Es könnte auch die Versuchung nahe liegen, sich für einzelne WM-Spieltage mit vorgeschobenen Gründen eine ärztliche Arbeitsunfähigkeitsbescheinigung zu erschleichen, um auf diese Art und Weise eine bezahlte Freistellung zu erlangen. Auch hier ist die Rechtsprechung des Bundesarbeitsgerichts sehr streng. Das Vortäuschen einer Krankheit und Erschleichen der Entgeltfortzahlung stellt einen Grund dar, der eine fristlose Kündigung rechtfertigen kann. Also auch hier unbedingt Finger weg.

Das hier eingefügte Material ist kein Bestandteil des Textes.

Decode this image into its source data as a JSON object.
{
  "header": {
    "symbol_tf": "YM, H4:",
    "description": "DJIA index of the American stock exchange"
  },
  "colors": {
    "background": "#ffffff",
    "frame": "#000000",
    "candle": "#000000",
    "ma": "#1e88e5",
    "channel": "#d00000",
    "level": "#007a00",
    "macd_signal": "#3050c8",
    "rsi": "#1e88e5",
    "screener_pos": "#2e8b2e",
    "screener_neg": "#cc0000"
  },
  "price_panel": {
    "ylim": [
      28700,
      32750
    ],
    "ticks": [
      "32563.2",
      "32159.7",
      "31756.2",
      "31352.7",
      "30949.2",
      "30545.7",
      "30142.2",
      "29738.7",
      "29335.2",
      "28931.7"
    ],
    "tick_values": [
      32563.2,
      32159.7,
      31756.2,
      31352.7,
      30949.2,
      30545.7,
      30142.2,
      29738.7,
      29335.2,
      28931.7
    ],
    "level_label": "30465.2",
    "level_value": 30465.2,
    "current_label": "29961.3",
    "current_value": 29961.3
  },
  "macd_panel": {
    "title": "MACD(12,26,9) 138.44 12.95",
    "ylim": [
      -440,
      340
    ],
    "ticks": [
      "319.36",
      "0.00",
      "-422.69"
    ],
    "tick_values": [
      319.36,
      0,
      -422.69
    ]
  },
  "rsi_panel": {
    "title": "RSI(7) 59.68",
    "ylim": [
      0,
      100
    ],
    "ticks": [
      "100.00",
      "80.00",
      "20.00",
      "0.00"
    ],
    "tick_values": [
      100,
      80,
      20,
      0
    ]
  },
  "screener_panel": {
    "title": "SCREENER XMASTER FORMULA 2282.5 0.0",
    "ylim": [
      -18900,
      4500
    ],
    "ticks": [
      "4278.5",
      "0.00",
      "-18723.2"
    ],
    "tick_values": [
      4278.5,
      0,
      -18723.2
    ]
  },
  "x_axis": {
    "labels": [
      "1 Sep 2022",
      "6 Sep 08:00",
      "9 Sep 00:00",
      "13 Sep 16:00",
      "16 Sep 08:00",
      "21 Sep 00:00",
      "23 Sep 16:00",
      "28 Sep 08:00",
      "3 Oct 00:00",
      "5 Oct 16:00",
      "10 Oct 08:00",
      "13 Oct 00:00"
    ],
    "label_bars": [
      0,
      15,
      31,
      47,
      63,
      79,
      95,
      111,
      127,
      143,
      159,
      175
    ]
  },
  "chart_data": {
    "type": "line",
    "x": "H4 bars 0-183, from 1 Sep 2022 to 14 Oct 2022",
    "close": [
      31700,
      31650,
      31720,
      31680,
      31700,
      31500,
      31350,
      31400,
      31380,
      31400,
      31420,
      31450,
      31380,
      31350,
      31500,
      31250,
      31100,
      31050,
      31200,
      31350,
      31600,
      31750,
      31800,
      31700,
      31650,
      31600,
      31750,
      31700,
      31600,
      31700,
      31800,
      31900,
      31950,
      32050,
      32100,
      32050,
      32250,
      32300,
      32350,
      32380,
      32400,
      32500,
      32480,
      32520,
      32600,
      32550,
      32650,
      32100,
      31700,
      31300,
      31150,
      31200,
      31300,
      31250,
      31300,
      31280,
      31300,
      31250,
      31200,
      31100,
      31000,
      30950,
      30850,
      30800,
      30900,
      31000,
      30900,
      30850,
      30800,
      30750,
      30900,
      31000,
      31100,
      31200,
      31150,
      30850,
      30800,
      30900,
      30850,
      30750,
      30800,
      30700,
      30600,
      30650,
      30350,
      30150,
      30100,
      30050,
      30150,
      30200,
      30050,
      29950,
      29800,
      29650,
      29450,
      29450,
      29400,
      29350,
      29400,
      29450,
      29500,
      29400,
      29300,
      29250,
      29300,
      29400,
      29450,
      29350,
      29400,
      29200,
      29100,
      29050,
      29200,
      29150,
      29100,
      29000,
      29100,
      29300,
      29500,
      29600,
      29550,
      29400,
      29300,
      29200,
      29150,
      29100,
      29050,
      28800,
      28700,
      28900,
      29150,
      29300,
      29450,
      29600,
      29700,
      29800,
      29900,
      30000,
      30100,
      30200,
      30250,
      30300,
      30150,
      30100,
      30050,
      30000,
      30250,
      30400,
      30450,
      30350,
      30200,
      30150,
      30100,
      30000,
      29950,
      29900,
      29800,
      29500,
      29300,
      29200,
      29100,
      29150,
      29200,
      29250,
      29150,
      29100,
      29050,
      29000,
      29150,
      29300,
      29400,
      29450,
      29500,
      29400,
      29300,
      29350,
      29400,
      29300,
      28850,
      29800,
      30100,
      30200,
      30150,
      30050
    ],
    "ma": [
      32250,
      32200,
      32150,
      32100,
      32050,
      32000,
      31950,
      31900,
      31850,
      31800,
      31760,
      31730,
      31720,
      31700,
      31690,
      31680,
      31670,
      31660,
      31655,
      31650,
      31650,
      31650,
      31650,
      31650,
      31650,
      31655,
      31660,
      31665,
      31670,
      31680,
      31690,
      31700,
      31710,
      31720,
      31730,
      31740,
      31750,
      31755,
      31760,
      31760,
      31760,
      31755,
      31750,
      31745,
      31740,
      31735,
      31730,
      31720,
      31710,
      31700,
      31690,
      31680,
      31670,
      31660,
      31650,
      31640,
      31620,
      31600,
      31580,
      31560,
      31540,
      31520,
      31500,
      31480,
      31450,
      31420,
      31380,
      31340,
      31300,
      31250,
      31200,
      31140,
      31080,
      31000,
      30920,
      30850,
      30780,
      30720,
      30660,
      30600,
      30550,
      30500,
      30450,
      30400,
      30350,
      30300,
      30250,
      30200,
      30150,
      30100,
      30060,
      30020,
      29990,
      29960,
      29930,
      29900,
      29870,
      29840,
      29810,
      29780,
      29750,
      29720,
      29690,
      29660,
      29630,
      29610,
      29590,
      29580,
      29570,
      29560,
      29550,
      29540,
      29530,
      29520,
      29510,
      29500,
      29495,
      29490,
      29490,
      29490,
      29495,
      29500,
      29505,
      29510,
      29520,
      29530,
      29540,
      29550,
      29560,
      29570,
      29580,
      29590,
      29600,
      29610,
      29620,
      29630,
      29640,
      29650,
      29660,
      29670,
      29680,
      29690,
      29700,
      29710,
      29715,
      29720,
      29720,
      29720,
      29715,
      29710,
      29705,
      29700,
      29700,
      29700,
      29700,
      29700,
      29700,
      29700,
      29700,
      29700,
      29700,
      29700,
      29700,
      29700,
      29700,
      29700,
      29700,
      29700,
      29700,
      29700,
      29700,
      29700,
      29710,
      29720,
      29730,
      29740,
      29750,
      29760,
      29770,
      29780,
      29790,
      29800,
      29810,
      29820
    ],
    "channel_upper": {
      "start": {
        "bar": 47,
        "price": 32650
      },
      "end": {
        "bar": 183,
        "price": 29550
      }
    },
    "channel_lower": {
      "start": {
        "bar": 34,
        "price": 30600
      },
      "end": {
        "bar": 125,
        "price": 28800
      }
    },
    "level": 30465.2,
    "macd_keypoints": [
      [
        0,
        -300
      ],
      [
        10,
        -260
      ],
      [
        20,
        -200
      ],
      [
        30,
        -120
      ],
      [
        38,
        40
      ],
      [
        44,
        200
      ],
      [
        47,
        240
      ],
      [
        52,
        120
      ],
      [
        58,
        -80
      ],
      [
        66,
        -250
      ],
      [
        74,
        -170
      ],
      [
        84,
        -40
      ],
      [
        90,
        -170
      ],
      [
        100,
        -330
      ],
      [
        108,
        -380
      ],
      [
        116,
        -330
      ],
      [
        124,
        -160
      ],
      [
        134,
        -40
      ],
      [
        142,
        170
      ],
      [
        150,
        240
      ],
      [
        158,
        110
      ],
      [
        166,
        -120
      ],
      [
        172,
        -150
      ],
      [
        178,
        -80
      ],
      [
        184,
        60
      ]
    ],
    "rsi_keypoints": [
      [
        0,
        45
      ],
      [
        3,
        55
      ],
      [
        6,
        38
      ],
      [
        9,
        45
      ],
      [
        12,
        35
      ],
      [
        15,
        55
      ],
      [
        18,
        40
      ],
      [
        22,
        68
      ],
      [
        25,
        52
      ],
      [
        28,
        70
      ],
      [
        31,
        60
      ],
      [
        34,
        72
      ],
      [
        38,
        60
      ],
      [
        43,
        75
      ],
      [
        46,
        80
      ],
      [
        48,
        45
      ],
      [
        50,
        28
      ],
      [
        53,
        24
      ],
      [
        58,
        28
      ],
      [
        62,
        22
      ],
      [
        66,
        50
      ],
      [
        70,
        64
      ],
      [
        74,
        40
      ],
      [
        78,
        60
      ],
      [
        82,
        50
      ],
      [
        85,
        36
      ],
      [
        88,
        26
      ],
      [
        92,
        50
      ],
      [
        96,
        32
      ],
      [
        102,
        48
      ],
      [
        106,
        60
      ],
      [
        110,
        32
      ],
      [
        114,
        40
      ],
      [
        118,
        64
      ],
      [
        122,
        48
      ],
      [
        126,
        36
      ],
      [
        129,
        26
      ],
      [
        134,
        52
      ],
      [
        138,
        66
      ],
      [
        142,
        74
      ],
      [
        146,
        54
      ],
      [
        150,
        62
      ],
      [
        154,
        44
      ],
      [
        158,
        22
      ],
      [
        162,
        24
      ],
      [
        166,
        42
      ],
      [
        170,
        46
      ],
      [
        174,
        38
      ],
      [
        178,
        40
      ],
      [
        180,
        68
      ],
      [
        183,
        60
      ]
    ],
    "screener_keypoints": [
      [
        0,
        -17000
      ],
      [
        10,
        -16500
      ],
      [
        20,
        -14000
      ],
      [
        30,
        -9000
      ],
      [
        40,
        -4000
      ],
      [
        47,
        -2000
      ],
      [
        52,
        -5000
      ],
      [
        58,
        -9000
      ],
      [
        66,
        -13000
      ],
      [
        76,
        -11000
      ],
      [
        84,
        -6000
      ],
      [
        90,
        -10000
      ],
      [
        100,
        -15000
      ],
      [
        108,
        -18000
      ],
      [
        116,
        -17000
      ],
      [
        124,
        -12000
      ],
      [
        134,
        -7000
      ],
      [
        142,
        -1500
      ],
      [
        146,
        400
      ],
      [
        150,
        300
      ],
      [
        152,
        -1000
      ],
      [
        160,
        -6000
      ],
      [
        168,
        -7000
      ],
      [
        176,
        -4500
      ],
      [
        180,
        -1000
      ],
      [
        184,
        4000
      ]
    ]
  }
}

Damit bleibt als Alternative nur, sich mit dem Arbeitgeber auf die Genehmigung eines Fernsehers am Arbeitsplatz zu verständigen. Hier sind Arbeitnehmer in Betrieben in denen ein Betriebsrat besteht im Vorteil, da das Bundesarbeitsgericht die Frage, ob Radio hören bzw. ein Fernseher im Betrieb erlaubt ist, als mitbestimmungspflichtig ansieht. Ein fußballbegeisterter Betriebsrat ist daher in derartigen Fällen schon die halbe Miete.